That was easy enough. Thanks! Of course it still doesn't work because some characters don't appear to be UTF-8.
I wrote this code to try to figure out what encoding it is, but for any file with the "special" characters I just get the "Didn't work" message.
#!/usr/bin/perl
use strict;
use warnings;
use Encode::Guess;
undef $/; # slurp on
my $dir = '.';
if (@ARGV > 0) {
$dir = $ARGV[0];
}
opendir DIR, $dir or die "Can't opendir '.': $!\n";
my @files = grep /\.csv$/i, readdir(DIR);
closedir DIR;
Encode::Guess->add_suspects(qw(latin1 cp1252)); # What else?

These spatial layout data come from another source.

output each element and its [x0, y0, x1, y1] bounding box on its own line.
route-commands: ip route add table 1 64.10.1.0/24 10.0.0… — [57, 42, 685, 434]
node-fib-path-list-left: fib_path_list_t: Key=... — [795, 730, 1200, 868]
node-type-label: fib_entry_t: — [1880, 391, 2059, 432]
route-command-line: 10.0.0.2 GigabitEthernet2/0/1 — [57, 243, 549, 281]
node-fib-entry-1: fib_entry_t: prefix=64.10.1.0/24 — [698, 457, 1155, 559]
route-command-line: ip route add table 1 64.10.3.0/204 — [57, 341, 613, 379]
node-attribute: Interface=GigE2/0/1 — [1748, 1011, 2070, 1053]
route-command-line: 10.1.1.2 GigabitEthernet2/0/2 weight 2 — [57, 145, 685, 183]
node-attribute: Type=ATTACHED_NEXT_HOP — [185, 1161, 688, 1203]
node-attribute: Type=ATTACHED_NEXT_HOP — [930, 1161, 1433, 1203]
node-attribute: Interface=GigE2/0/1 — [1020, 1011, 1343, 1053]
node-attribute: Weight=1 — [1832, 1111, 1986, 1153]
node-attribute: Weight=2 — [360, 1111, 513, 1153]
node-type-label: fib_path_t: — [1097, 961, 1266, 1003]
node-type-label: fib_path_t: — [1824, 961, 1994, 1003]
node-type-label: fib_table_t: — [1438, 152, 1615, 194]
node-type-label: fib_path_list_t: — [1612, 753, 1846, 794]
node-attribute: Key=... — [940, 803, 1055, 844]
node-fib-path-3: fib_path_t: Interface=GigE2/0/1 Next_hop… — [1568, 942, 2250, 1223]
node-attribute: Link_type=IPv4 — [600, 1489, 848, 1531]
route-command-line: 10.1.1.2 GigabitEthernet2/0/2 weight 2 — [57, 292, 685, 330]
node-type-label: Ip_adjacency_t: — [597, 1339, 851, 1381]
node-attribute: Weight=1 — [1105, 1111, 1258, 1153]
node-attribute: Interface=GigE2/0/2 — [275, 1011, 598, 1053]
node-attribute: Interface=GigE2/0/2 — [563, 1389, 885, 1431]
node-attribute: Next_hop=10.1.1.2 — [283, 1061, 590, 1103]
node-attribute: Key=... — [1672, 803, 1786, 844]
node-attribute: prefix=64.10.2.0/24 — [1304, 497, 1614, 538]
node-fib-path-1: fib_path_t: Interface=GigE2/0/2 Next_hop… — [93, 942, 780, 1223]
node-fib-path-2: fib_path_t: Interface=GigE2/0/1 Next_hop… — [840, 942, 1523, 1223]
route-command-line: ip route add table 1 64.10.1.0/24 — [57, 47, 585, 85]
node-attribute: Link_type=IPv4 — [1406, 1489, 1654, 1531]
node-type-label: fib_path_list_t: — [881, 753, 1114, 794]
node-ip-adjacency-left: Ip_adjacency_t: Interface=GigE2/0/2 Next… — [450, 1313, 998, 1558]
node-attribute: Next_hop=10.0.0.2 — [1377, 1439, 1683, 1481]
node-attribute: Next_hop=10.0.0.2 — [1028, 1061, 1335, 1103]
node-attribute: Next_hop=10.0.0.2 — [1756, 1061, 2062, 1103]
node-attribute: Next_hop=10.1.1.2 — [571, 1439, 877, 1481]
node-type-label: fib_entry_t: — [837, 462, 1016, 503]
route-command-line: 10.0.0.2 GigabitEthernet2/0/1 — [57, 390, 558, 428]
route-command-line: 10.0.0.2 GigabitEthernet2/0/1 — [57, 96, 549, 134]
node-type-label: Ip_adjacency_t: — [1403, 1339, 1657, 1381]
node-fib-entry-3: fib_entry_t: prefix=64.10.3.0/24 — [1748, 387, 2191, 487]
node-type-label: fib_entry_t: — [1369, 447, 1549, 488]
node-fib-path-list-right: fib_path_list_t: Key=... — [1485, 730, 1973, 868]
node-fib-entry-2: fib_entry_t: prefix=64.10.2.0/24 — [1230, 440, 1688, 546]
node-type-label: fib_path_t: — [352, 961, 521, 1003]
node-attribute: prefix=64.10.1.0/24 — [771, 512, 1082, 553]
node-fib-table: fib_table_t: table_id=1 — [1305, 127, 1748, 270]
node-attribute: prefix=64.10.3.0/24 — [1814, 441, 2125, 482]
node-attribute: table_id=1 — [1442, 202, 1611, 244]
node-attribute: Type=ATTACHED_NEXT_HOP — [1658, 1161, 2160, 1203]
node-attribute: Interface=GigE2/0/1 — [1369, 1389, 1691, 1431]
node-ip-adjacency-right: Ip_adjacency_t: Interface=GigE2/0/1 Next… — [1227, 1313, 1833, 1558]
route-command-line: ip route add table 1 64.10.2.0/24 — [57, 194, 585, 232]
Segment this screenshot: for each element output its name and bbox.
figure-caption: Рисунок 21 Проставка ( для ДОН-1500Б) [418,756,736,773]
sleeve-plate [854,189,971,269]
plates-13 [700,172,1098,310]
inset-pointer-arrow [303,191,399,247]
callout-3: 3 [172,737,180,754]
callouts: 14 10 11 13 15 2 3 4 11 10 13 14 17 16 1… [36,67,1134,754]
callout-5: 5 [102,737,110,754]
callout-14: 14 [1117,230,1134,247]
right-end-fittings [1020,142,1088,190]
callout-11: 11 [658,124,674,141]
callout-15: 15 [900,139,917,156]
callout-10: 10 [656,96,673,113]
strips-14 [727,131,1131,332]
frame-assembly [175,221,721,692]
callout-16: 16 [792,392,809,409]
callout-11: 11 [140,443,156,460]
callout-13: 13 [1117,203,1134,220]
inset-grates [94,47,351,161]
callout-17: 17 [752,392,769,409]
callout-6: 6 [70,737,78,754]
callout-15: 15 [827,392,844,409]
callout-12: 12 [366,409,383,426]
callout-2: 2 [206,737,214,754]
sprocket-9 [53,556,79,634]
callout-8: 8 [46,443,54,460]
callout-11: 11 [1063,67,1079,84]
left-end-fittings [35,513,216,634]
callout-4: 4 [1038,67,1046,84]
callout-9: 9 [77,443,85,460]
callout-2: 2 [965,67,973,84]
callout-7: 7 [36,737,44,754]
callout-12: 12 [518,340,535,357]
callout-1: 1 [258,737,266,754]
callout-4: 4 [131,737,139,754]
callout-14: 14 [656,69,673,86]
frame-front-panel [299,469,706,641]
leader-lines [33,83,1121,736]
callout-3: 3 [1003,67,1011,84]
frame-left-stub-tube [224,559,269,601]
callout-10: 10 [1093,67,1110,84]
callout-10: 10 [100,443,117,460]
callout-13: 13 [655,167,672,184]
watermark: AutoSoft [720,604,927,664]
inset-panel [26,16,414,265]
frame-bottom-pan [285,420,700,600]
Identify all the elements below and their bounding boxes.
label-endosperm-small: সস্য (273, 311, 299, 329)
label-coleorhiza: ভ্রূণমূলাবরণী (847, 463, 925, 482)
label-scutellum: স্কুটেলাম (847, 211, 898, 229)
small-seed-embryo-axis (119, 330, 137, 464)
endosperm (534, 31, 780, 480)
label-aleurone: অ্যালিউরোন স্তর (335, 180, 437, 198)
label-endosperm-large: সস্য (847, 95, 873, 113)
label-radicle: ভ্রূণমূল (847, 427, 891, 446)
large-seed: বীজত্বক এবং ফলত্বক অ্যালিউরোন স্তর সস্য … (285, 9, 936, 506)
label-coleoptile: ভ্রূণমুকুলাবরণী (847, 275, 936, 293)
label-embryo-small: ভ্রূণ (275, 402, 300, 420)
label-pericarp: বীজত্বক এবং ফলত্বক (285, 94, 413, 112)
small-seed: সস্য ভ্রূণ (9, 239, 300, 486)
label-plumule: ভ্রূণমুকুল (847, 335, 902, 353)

foreach my $file (@files) {
open my $fh, "<:raw", "$dir/$file"
or die "Can't open $!\n";
my $data = <$fh>;
close $fh;
my $enc = guess_encoding($data);
if (ref $enc) {
print "$file: " . $enc->name . "\n";
} else {
print "Didn't work for: $file\n";
}
}
exit;
This file was generated on Windows by exporting from Outlook. The Windows is setup for American English, but the keyboard is Danish. :-/ All the files that DO work are reported with "ascii" encoding (as I expect).